The Building Change Trust and Co-operative Alternatives have announced the extension of their highly successful Community Shares Ready! Programme.
The project, which started in 2013, will run for a further two years to 31st March 2018.
Since the start of the programme, Co-operative Alternatives and the Trust have been at the forefront of social innovation and alternative social finance in Northern Ireland.
Community Shares Ready! has received 105 direct enquiries and has seen three community share offers completed. The first of which was Northern Ireland’s first woodland burial service – Down to Earth.
The programme has given support to NI Community Energy (NICE) to flourish. Last year NICE – Northern Ireland’s only solar energy co-operative – raised an impressive £150,000 with its first community share issue enabling them to install solar panels to benefit 13 organisations.
Last week, NICE launched their second community share offer to raise £130,000, which will enable them to install solar panels free of charge for up to ten charitable and community organisations.
With the new funding from the Trust, Cooperative Alternatives plans to continue raising awareness of the community benefit society model in sector such as housing, food, healthcare and retail.
Their ultimate aim is to work towards bringing a further three share offers for cooperatively owned community enterprises over the next two years.
Tiziana O’Hara, who runs the Community Shares Ready! project said: “Co-operative Alternatives have re-introduced democratic structures like co-operatives and community benefit societies in the landscape of social and economic development and bring with it the necessary expertise to raise new forms of social finance such as community shares.
“Thanks to the support of the Building Change Trust that has been possible and we are delighted with the renewed contract since this will allow us to bring more diversity in the economy and interesting forms of community ownership in the Voluntary, Community and Social Enterprise (VCSE) sector”.
The Trust’s Director of Operations, Nigel McKinney, said: “We’ve been delighted with the work Co-operative Alternatives has been doing on this project and are excited to be extending our relationship with them into 2018.

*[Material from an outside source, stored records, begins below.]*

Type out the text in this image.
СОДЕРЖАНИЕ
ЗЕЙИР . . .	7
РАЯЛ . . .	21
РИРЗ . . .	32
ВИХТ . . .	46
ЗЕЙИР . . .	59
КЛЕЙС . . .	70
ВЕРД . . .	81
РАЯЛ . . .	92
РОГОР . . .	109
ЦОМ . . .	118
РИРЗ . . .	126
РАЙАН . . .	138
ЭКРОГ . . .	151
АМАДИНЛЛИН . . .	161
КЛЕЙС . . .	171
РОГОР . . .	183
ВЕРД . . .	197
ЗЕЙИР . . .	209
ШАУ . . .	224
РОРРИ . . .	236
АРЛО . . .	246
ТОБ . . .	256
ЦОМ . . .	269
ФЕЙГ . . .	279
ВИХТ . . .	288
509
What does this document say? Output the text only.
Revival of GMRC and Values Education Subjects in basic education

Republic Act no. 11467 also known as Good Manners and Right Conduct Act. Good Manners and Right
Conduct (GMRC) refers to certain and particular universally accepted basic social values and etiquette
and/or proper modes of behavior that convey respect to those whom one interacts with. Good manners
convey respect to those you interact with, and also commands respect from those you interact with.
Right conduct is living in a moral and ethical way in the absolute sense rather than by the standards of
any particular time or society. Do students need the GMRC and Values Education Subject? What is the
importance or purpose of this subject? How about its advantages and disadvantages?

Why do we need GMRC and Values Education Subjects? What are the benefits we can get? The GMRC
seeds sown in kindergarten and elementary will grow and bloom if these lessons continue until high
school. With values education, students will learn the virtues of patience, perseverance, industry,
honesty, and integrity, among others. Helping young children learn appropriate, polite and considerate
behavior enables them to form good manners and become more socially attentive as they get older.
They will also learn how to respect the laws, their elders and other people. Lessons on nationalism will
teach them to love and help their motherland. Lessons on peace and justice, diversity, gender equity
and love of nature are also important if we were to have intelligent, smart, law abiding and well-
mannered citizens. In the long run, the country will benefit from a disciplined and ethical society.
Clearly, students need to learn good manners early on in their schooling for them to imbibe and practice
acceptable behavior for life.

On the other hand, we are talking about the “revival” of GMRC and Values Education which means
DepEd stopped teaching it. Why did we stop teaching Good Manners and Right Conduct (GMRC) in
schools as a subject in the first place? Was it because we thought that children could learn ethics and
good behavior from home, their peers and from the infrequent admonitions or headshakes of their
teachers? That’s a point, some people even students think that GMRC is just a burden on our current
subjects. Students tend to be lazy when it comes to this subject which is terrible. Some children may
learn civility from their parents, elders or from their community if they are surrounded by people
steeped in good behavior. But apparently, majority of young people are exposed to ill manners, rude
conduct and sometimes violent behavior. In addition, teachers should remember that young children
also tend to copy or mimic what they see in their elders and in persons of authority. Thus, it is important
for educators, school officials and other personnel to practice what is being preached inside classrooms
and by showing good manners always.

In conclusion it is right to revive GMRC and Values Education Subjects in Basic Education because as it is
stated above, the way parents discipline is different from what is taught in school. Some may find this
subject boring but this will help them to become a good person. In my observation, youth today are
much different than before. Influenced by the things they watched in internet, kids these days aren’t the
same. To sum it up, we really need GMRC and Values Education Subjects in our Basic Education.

“At the outset this was an ambitious and risky project, with knowledge of community shares low and uptake even lower still. There were no social enterprises using the community benefit society model at all in Northern Ireland”
“To see the progress organisations such as Down to Earth and NI Community Energy have made using this innovative, democratic and sustainable model of running a social enterprise and raising money is really exciting for us at the Trust.
“Between now and 2018, when we close our doors, we are looking forward to see what further steps forward we can take in this new area of innovation in social finance”.